Switching high schools (and home states) in senior year can be tough on many teenagers who never quite make peace with the decision, although there are definitely those out there who welcome a change … even if their delight is far from immediate. So how your daughter fares overall will depend a lot on which of these camps she falls in. She may find it exciting to explore new surroundings, to make new friends, and to test-drive opportunities she doesn’t have where she’s living now … or she may spend the year ahead glued to Facebook and Snapchat. But, from a college-admission perspective, there can actually be more pros than cons, especially if your daughter takes advantage of the move, however traumatic it may initially seem.
When it’s time to apply to college, your daughter can report the leadership positions she relinquished when she had to move (using the “Additional Information” section of her applications or an extra unsolicited essay or possibly her primary essay). However, if she is aiming for the Ivies and other uber-selective institutions, then leadership roles in school clubs are typically considered a worthwhile use of time but are otherwise viewed as ho-hum. The most sought-after colleges are overrun with Key Club presidents, Debate Society secretaries, and Model UN treasurers. So holding positions such as those won’t really move the needle at the hyper-competitive places. And, thus, giving them up won’t either.
At other selective but not impossible-dream schools, admission committees will be understanding of your daughter’s circumstances and will give her some “credit” for the elections she won, even if she was never able to carry out her leadership duties.

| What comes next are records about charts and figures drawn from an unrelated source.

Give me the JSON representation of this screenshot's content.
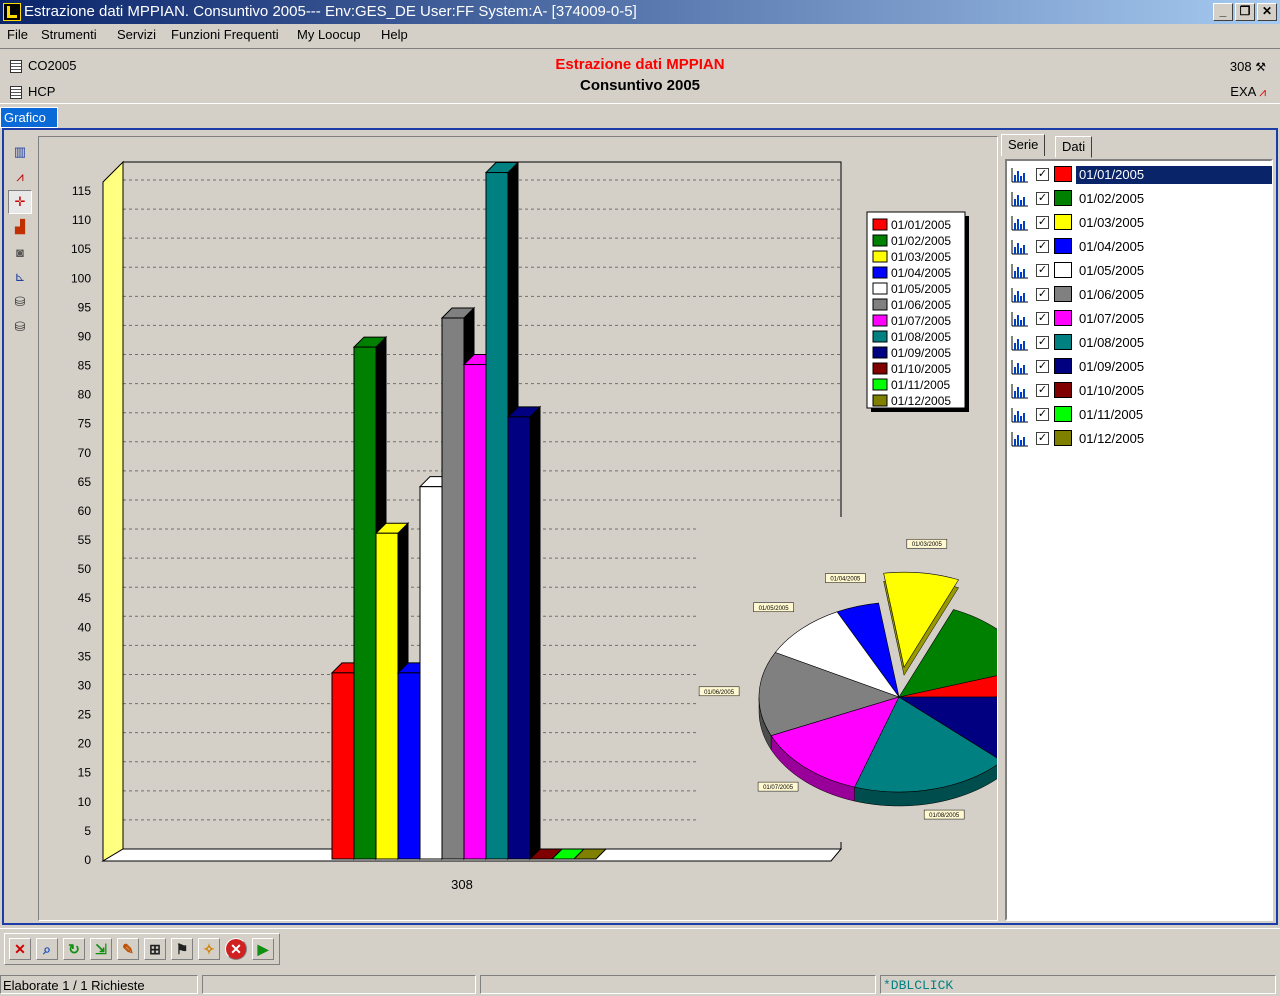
{
  "window": {
    "title": "Estrazione dati MPPIAN. Consuntivo 2005--- Env:GES_DE User:FF System:A- [374009-0-5]",
    "controls": [
      "_",
      "❐",
      "✕"
    ]
  },
  "menu": [
    "File",
    "Strumenti",
    "Servizi",
    "Funzioni Frequenti",
    "My Loocup",
    "Help"
  ],
  "header": {
    "left_top": "CO2005",
    "left_bottom": "HCP",
    "title": "Estrazione dati MPPIAN",
    "subtitle": "Consuntivo 2005",
    "right_top": "308",
    "right_bottom": "EXA",
    "title_color": "#ff0000"
  },
  "main_tab": "Grafico",
  "side_tools": [
    "book-icon",
    "line-chart-icon",
    "crosshair-icon",
    "bar-chart-icon",
    "camera-icon",
    "axis-icon",
    "binoculars-icon",
    "binoculars-alt-icon"
  ],
  "right_panel": {
    "tabs": [
      "Serie",
      "Dati"
    ],
    "series": [
      {
        "label": "01/01/2005",
        "color": "#ff0000",
        "checked": true,
        "selected": true
      },
      {
        "label": "01/02/2005",
        "color": "#008000",
        "checked": true
      },
      {
        "label": "01/03/2005",
        "color": "#ffff00",
        "checked": true
      },
      {
        "label": "01/04/2005",
        "color": "#0000ff",
        "checked": true
      },
      {
        "label": "01/05/2005",
        "color": "#ffffff",
        "checked": true
      },
      {
        "label": "01/06/2005",
        "color": "#808080",
        "checked": true
      },
      {
        "label": "01/07/2005",
        "color": "#ff00ff",
        "checked": true
      },
      {
        "label": "01/08/2005",
        "color": "#008080",
        "checked": true
      },
      {
        "label": "01/09/2005",
        "color": "#000080",
        "checked": true
      },
      {
        "label": "01/10/2005",
        "color": "#800000",
        "checked": true
      },
      {
        "label": "01/11/2005",
        "color": "#00ff00",
        "checked": true
      },
      {
        "label": "01/12/2005",
        "color": "#808000",
        "checked": true
      }
    ]
  },
  "chart_data": [
    {
      "type": "bar",
      "categories": [
        "308"
      ],
      "ylim": [
        0,
        115
      ],
      "yticks": [
        0,
        5,
        10,
        15,
        20,
        25,
        30,
        35,
        40,
        45,
        50,
        55,
        60,
        65,
        70,
        75,
        80,
        85,
        90,
        95,
        100,
        105,
        110,
        115
      ],
      "grid": true,
      "legend": "top-right",
      "series": [
        {
          "name": "01/01/2005",
          "color": "#ff0000",
          "values": [
            32
          ]
        },
        {
          "name": "01/02/2005",
          "color": "#008000",
          "values": [
            88
          ]
        },
        {
          "name": "01/03/2005",
          "color": "#ffff00",
          "values": [
            56
          ]
        },
        {
          "name": "01/04/2005",
          "color": "#0000ff",
          "values": [
            32
          ]
        },
        {
          "name": "01/05/2005",
          "color": "#ffffff",
          "values": [
            64
          ]
        },
        {
          "name": "01/06/2005",
          "color": "#808080",
          "values": [
            93
          ]
        },
        {
          "name": "01/07/2005",
          "color": "#ff00ff",
          "values": [
            85
          ]
        },
        {
          "name": "01/08/2005",
          "color": "#008080",
          "values": [
            118
          ]
        },
        {
          "name": "01/09/2005",
          "color": "#000080",
          "values": [
            76
          ]
        },
        {
          "name": "01/10/2005",
          "color": "#800000",
          "values": [
            0
          ]
        },
        {
          "name": "01/11/2005",
          "color": "#00ff00",
          "values": [
            0
          ]
        },
        {
          "name": "01/12/2005",
          "color": "#808000",
          "values": [
            0
          ]
        }
      ]
    },
    {
      "type": "pie",
      "legend": "top-right",
      "slices": [
        {
          "label": "01/01/2005",
          "color": "#ff0000",
          "value": 32
        },
        {
          "label": "01/02/2005",
          "color": "#008000",
          "value": 88
        },
        {
          "label": "01/03/2005",
          "color": "#ffff00",
          "value": 56,
          "exploded": true
        },
        {
          "label": "01/04/2005",
          "color": "#0000ff",
          "value": 32
        },
        {
          "label": "01/05/2005",
          "color": "#ffffff",
          "value": 64
        },
        {
          "label": "01/06/2005",
          "color": "#808080",
          "value": 93
        },
        {
          "label": "01/07/2005",
          "color": "#ff00ff",
          "value": 85
        },
        {
          "label": "01/08/2005",
          "color": "#008080",
          "value": 118
        },
        {
          "label": "01/09/2005",
          "color": "#000080",
          "value": 76
        },
        {
          "label": "01/10/2005",
          "color": "#800000",
          "value": 0
        },
        {
          "label": "01/11/2005",
          "color": "#00ff00",
          "value": 0
        },
        {
          "label": "01/12/2005",
          "color": "#808000",
          "value": 0
        }
      ]
    }
  ],
  "bottom_toolbar": [
    "close-icon",
    "search-icon",
    "refresh-icon",
    "export-icon",
    "edit-icon",
    "cart-icon",
    "flag-icon",
    "magic-icon",
    "stop-icon",
    "play-icon"
  ],
  "status": {
    "left": "Elaborate 1 / 1 Richieste",
    "right": "*DBLCLICK"
  }
}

The silver lining to this situation is that, by finding herself on unfamiliar turf next fall and without the to-do list that her club responsibilities would have required at her former school, your daughter may be able to indulge in new interests or spend more time on older, neglected ones. And these activities could actually stand out more on college applications than the usual-suspect school clubs would have done.
For instance, you daughter may enjoy having extra hours to pursue individual undertakings (photography, painting, cooking, hiking … ) or she might even turn the stress of her 12th-grade relocation into an extracurricular “activity” by creating a guidebook, blog, screenplay, short story, etc. aimed at other students who end up in similar straits. She could get an after-school job (admission folks seem to love to see applicants scooping sundaes and flipping burgers!). If your move means strikingly different surroundings (from urban to rural or vice versa), your daughter could write an amusing college essay about being a newbie in 4-H, making her first-ever eye-contact with a rooster, or about getting so lost on the subway that she actually crossed state lines!
Starting a new school as a senior will definitely mean that your daughter loses … well … seniority. She won’t run the clubs and she may even get opted out of her top-choice classes. She will probably have to rely on teachers from her previous school for recommendations and she won’t be able to count on her new guidance counselor to understand her needs … or to write a glowing recommendation. But it will also give her a chance to reinvent herself, which she may find intriguing and which could ultimately even help her to stand in the crowd at admissions-verdict time. So she should definitely explain her circumstances to admission officers in essays, interviews, supplemental letters … whatever it takes. But she should endeavor to put a positive spin on her experience as she also addresses the challenges. If she is able to show that she has embraced the move and learned from it, despite the inevitable drawbacks, it’s likely that admission officials will appreciate her positive attitude and will recognize that, having survived such a big change already, she is more likely to make a seamless adjustment to college than some of her classmates will.